Le CDD dans le transport de marchandises obéit aux mêmes règles sectorielles que le CDI — régime d’équivalence, classification par annexe, obligations réglementaires — avec des spécificités propres au contrat à durée déterminée : période d’essai raccourcie, cumul d’ancienneté conventionnel et indemnité de précarité.
Ce qui change avec le transport de marchandises
- Régime d’équivalence identique au CDI : un conducteur roulant en CDD est soumis aux mêmes bases horaires et aux mêmes seuils de déclenchement des heures supplémentaires que son homologue en CDI.
- Période d’essai raccourcie : la période d’essai du CDD suit le Code du Travail, pas la grille CCN du CDI. Les durées sont sensiblement plus courtes et proportionnelles à la durée du contrat.
- Ancienneté cumulée : la CCN prévoit un mécanisme de cumul des périodes travaillées en CDD successifs, sous réserve que les interruptions n’excèdent pas un seuil conventionnel. Ce cumul ouvre progressivement des droits substantiels.
- Vérifications réglementaires identiques : permis, FIMO marchandises et carte conducteur sont obligatoires pour tout conducteur roulant, CDD comme CDI.
- Indemnité de fin de contrat : calculée sur la rémunération totale brute, incluant la part liée au régime d’équivalence.
Classification et rémunération
La classification du CDD suit exactement la même grille que le CDI : quatre annexes, mêmes coefficients, mêmes minimums conventionnels.

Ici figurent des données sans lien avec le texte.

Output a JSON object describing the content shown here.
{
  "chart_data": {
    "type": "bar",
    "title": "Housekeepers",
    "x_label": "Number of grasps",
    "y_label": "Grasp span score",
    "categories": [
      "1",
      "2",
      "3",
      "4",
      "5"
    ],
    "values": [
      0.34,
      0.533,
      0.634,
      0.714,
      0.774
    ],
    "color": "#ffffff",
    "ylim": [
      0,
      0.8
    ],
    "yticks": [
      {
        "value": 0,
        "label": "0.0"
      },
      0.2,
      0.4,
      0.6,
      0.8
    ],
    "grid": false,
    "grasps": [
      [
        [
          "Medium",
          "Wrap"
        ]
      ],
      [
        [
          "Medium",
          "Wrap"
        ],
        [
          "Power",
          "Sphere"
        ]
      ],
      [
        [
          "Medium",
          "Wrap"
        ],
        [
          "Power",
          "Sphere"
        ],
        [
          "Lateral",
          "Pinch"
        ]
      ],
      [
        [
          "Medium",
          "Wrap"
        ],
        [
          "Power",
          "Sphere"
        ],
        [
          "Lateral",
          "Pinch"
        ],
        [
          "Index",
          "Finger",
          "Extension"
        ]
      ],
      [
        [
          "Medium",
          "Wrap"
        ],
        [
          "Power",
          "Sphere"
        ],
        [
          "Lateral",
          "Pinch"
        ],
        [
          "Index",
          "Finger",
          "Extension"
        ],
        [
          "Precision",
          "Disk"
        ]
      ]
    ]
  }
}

Le minimum varie selon l’annexe et, pour les conducteurs roulants, selon le régime d’équivalence — le plancher d’un roulant longue distance est sensiblement supérieur à celui d’un sédentaire de même coefficient.

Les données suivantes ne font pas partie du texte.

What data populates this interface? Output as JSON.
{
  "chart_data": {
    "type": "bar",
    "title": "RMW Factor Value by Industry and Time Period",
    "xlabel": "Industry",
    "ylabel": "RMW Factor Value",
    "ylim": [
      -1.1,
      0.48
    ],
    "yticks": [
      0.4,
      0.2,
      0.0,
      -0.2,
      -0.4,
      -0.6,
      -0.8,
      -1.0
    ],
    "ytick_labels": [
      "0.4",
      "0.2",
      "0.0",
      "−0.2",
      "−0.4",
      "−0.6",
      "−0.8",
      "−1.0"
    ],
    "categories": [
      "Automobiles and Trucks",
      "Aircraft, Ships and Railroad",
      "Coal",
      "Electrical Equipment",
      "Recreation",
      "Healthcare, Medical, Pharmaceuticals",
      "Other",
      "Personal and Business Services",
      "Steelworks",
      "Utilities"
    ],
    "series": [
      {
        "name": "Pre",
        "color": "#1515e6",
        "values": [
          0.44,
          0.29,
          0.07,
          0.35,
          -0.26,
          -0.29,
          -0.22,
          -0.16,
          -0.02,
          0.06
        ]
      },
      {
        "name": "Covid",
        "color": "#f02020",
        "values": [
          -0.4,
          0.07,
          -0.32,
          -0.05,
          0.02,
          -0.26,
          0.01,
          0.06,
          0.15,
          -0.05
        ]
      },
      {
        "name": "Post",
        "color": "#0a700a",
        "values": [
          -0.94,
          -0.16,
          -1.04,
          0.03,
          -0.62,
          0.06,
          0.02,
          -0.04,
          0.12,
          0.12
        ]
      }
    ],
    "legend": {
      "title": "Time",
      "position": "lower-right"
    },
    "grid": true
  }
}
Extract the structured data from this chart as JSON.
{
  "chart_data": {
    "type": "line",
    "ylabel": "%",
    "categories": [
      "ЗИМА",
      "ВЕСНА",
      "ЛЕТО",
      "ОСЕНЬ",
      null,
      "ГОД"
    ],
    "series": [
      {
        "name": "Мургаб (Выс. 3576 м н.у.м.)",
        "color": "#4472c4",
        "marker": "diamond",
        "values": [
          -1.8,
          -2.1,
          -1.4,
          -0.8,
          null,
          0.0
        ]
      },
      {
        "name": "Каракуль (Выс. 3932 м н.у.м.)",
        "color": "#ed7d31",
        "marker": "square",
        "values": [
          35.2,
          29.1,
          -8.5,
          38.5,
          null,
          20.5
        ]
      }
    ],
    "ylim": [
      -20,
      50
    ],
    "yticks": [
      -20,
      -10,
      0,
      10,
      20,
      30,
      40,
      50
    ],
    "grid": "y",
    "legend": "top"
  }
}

L’indemnité de fin de contrat (précarité) se calcule sur la rémunération totale brute, incluant la part liée au régime d’équivalence et les indemnités de déplacement intégrées au salaire. Appliquer la mauvaise base d’équivalence sous-évalue mécaniquement l’indemnité de précarité.

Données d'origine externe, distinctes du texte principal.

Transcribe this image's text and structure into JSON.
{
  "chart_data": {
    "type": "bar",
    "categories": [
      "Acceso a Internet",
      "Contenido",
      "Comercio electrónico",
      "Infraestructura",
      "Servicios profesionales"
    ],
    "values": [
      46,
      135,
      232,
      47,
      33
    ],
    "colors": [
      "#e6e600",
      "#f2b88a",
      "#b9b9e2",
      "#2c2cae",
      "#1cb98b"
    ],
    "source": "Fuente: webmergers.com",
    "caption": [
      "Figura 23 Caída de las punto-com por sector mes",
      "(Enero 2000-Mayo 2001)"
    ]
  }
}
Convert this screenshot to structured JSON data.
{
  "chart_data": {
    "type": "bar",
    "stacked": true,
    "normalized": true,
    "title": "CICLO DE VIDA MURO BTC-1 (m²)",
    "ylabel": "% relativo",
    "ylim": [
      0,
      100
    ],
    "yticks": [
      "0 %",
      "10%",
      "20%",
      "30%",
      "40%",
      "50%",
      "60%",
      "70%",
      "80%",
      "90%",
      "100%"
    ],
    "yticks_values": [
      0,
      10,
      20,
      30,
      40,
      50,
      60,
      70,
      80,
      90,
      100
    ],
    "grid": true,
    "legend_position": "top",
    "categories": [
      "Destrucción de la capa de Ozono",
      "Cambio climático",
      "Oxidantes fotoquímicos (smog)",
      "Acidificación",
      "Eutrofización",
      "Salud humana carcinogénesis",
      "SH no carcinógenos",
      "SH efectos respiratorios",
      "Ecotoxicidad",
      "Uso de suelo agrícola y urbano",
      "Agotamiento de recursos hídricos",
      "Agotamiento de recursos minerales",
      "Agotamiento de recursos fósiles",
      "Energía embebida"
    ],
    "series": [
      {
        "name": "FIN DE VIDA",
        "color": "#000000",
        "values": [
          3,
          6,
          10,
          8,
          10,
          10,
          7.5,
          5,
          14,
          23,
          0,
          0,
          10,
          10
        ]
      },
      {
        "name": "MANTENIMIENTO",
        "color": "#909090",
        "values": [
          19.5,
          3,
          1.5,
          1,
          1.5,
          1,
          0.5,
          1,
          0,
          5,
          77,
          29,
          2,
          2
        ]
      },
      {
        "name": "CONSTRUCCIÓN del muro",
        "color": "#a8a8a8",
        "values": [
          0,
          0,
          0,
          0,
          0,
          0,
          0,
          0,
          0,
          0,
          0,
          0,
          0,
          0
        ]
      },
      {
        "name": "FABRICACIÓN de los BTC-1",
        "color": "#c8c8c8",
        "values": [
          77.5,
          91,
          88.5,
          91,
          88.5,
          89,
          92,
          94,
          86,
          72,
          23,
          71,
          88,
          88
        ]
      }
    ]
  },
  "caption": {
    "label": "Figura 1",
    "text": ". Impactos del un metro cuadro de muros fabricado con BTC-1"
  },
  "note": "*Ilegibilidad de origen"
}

Temps de travail et règles de conduite
Le régime d’équivalence s’applique intégralement au CDD. Un conducteur roulant en CDD est rémunéré sur la même base que son homologue en CDI, avec les mêmes seuils d’heures supplémentaires et le même contingent annuel.
Le temps de conduite reste encadré par le règlement européen CE 561/2006, avec ses limites journalières, hebdomadaires et bi-hebdomadaires strictes.
Avec plusieurs modes de temps de travail pour les ouvriers roulants et des bases horaires qui varient selon le nombre de repos hors domicile, le risque d’erreur sur la rémunération d’un conducteur en CDD est réel — notre outil sélectionne automatiquement le régime applicable.
Ancienneté cumulée et droits associés
La CCN Transports prévoit un mécanisme de cumul d’ancienneté propre aux CDD successifs : les périodes travaillées s’additionnent lorsque les interruptions entre contrats restent en deçà d’un seuil conventionnel. Une durée de travail effectif définie par la convention est assimilée à un an d’ancienneté.
Ce cumul ouvre progressivement des droits substantiels : congés exceptionnels complets, maintien de salaire en cas de maladie, et indemnité de licenciement conventionnelle — à partir de seuils d’ancienneté qui varient selon l’annexe.
Dans un secteur où les CDD de remplacement et de surcroît d’activité sont fréquents, le cumul d’ancienneté impacte directement les droits du salarié — et les obligations financières de l’employeur. Notre outil trace l’ancienneté cumulée automatiquement.
Points de vigilance
Motif du CDD : le recours au CDD dans le TRM répond souvent à un surcroît d’activité saisonnier ou au remplacement d’un conducteur absent. Le motif doit être précisé et l’emploi exact décrit. Un CDD sans motif valable est requalifiable en CDI, avec les conséquences indemnitaires que cela implique.
Vérifications réglementaires : permis, FIMO et carte conducteur sont vérifiés à l’identique du CDI. L’urgence d’un remplacement ne dispense pas de ces vérifications — un conducteur sans FIMO valide expose l’entreprise à des sanctions pénales.
Équivalence et indemnité de précarité : la base d’équivalence entre dans l’assiette de calcul de l’indemnité de fin de contrat. Un conducteur longue distance génère une indemnité de précarité sensiblement supérieure à un sédentaire de même coefficient — notre outil intègre automatiquement le bon régime.